The day was short to beat another round of oncoming rain, and to stay in a slightly-more-of-a-town with services while we holed up for a night. I later learned the Garberville is the very town featured in a 2019 New Yorker piece that answered all my questions about the marijuana-growing culture/economy/lawlessness of the area. It also helped to explain the unusual mix of healthy-looking upscale-ish shops, with a dope-addled vagrant density even higher than Eureka’s. I wondered if it was a dying tourist town slowly on its way out, or a dead logging town in the process of resurrection, but it turns out to really be neither of those; it sounds more like a dichotomy that has existed in a fairly stable form since the 1960s when San Francisco hippie exports populated the area.
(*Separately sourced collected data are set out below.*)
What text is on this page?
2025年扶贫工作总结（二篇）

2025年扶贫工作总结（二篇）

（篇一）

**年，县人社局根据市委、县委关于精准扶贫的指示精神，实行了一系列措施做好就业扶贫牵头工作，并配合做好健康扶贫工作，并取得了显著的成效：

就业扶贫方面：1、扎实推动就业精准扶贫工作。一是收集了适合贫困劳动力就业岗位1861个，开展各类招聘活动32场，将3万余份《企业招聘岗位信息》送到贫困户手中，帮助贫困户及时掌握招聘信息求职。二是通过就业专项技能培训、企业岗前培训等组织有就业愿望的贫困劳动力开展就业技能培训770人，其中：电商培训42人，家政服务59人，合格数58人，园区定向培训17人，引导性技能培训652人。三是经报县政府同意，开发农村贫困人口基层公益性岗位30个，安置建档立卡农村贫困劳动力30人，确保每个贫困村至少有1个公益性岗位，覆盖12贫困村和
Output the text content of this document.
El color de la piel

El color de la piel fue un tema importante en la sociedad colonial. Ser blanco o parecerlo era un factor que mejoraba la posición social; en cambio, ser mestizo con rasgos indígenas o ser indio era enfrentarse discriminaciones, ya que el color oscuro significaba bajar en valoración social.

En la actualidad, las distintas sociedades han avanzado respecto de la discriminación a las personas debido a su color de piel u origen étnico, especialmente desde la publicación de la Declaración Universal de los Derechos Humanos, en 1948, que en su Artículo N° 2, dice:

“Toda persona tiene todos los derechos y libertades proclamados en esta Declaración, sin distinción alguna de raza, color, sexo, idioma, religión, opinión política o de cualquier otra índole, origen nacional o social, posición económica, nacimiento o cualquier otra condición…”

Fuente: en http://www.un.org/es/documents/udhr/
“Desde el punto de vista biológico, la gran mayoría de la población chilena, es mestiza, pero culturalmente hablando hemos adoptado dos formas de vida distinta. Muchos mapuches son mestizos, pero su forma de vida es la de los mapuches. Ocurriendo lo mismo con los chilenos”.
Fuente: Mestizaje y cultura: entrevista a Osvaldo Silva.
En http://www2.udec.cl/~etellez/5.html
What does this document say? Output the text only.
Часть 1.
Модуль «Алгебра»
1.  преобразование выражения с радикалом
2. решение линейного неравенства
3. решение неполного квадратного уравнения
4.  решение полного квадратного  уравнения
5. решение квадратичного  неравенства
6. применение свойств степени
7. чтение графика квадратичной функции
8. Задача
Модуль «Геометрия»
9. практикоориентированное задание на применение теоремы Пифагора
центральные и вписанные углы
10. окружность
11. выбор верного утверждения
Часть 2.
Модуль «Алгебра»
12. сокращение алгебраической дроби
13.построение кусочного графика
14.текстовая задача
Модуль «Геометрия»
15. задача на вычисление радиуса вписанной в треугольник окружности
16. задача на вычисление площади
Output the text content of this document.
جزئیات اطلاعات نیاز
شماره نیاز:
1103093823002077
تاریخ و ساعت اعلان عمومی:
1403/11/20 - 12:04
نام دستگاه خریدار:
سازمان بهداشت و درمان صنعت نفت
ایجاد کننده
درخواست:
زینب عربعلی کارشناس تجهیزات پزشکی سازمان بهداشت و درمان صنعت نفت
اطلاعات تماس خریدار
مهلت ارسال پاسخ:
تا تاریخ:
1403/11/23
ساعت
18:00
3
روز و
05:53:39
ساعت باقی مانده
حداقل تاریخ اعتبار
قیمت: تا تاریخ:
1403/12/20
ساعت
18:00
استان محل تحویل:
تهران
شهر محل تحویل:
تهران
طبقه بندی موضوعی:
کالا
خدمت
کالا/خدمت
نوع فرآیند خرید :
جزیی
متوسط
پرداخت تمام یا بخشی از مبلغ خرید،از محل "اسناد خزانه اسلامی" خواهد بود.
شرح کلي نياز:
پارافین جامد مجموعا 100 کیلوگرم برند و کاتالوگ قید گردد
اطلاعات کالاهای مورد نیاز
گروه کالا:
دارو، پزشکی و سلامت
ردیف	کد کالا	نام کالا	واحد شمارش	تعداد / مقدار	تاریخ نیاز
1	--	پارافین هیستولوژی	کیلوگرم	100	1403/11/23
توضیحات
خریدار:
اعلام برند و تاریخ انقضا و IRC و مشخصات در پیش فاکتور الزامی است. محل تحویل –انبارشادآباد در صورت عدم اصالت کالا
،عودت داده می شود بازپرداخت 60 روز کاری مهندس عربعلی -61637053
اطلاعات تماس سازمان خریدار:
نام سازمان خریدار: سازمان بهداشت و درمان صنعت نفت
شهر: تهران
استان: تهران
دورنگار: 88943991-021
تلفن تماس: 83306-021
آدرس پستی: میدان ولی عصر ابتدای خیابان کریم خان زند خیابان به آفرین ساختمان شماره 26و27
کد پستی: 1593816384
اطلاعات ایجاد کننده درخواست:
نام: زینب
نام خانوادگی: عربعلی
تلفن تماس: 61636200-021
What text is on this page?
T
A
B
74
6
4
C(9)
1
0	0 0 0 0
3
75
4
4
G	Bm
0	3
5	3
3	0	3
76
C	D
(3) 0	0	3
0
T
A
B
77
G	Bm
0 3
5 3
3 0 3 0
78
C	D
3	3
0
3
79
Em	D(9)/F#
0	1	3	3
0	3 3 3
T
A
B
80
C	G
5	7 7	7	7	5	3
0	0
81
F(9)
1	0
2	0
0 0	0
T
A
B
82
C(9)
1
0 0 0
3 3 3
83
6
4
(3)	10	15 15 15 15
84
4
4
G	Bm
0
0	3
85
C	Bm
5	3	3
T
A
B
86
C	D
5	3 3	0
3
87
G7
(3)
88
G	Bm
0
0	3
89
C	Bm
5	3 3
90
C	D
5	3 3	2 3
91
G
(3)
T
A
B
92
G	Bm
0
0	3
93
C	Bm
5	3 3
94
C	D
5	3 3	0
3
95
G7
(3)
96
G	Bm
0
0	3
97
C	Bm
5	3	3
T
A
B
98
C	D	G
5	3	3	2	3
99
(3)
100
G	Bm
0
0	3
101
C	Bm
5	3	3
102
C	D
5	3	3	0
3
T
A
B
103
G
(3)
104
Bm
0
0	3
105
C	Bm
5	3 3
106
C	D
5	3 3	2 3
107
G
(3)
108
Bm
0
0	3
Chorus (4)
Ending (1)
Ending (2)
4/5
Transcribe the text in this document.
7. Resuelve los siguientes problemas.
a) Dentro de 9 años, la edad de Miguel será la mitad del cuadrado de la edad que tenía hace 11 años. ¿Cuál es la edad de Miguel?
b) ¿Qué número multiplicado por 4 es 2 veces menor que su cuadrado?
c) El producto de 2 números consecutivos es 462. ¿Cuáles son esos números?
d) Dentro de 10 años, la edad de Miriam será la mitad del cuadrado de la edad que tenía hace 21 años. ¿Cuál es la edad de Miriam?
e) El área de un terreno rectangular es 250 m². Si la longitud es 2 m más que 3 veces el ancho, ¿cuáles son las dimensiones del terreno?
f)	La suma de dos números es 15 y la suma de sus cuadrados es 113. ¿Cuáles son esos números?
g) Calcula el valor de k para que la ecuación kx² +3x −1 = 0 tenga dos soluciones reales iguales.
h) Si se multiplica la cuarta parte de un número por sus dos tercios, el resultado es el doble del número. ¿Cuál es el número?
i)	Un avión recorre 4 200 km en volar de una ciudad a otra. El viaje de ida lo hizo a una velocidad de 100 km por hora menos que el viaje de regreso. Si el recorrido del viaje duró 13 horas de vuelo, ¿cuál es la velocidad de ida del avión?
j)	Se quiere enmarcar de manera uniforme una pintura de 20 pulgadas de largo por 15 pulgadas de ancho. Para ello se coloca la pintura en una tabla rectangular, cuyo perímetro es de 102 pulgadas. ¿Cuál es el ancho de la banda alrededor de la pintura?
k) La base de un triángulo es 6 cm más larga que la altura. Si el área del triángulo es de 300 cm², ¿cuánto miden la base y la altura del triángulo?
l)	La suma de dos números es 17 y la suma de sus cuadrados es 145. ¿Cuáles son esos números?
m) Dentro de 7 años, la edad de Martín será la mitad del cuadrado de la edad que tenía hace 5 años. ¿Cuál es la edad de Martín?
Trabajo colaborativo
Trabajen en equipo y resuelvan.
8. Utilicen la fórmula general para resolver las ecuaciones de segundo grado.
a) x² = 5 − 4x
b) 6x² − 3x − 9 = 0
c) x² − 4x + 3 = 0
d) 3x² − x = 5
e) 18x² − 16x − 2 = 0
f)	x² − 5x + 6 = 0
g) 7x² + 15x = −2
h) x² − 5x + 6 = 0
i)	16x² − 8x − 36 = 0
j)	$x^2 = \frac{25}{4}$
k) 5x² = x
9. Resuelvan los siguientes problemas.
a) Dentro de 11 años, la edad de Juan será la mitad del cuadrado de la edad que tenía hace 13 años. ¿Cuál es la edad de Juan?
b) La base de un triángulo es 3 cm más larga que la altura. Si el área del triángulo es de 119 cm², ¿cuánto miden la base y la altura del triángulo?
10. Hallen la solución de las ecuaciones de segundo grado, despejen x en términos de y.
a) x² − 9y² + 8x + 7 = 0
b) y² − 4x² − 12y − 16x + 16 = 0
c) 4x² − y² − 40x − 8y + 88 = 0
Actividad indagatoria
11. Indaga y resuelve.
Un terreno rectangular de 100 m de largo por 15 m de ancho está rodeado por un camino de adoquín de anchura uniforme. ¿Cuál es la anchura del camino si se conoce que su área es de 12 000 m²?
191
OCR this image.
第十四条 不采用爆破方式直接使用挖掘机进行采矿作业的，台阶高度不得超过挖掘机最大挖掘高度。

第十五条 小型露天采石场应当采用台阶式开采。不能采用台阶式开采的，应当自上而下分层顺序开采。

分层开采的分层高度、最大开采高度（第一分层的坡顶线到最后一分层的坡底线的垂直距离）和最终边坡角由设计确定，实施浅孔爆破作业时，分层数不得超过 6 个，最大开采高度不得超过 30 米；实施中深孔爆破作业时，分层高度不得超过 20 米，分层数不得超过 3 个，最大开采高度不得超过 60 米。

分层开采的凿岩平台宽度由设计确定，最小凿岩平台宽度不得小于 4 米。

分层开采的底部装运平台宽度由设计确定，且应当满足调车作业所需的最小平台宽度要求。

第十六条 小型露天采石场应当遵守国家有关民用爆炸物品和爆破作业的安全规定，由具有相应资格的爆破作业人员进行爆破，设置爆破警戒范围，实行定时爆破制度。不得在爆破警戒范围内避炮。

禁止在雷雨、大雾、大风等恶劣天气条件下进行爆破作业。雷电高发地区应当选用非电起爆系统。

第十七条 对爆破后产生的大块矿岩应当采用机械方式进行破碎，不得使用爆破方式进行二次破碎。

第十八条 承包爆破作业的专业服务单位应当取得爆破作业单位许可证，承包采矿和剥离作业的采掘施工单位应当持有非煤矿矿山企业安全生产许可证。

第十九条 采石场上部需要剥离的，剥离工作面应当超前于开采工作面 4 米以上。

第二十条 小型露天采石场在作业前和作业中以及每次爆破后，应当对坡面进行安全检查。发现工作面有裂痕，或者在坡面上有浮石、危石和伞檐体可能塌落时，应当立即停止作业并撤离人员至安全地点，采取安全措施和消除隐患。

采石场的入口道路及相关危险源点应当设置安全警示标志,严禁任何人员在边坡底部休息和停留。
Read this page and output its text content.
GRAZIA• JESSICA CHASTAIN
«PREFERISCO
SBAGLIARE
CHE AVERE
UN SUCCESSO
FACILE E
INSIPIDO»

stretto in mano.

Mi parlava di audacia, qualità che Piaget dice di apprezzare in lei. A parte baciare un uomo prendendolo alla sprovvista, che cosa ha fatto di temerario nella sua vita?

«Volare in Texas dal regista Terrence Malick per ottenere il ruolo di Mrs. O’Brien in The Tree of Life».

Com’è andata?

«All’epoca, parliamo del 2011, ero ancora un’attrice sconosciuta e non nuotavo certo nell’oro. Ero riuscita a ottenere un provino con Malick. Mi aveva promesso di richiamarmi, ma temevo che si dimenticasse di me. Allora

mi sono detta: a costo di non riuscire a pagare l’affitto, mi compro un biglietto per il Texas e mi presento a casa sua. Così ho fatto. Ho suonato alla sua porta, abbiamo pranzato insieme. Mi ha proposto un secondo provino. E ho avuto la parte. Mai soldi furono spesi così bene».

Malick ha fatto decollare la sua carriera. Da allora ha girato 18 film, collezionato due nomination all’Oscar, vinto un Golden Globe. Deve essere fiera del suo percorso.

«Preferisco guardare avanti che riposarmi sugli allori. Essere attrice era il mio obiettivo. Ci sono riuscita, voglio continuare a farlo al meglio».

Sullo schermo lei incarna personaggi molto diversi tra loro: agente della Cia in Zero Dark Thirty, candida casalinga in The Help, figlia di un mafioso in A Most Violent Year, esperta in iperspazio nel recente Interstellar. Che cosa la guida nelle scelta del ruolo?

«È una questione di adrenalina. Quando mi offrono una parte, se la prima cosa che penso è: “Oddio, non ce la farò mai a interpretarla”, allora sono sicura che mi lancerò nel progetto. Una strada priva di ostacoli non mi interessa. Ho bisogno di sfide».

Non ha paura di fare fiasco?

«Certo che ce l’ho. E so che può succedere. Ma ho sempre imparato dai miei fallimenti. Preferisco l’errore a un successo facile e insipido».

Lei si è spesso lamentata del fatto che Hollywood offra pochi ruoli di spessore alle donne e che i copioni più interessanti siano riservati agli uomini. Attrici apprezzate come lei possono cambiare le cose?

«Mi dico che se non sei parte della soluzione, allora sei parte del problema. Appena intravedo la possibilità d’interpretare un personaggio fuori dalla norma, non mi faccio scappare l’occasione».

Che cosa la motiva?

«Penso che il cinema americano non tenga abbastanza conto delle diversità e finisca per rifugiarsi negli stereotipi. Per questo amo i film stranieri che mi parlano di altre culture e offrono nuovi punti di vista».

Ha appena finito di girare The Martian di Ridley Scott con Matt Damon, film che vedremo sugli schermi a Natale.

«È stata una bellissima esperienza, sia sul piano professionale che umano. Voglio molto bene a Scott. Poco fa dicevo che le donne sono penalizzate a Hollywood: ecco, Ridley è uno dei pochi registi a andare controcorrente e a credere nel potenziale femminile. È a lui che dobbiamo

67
We got a human version of that dichotomy in Mark, the redwood-tall, highly-cultured proprietor of the Humboldt Redwoods Inn, who had spent much of his life in New York and San Francisco, but was also a 4th-generation Garbervillain (his family had opened the similarly-confused now-Italian/Mexican Calico Cafe we’d eaten lunch at), and was somehow drawn back to this isolated enclave. We hit it off and talked for nearly an hour before we even checked into our rooms, on topics ranging from Burmese restaurants in San Francisco, to that changing local marijuana-economy, to the urban/rural divide splitting our nation and whether the self-sorting is a one-way runaway train, or reversible (even his lived, personal effort to help reverse the sorting seemed to be wavering). It seemed he relished the opportunity to talk with people on a similar side of that cultural divide, that he perhaps was generally not getting from the US-101 construction crews and marijuana capitalists currently making him unexpected off-season income (as we talked, a 20-year old girl extending their stay walked up with a fat roll of cash, pulled off a bunch of $20s, and told him to keep the change).

Our other personal experience with the marijuana economy came the night before via the bonded trio of bike tourers we’d camped with. They told us a wild story where, just before they arrived in camp, a guy in a car pulled over yelling “Acapulco Humboldt!” and handed each of them a big bag of weed as they rolled by. Their theory was that he was part of a crew (they had seen guys on ATVs with shotguns on their backs earlier) making sure that strange people on bikes arriving on their public-land “territory” at dusk were moving right along, and the weed was a parting thank-you. Either way, it was more than they can carry/smoke, so now Rett has an extra ounce of weight added to her bike to carry up the hills.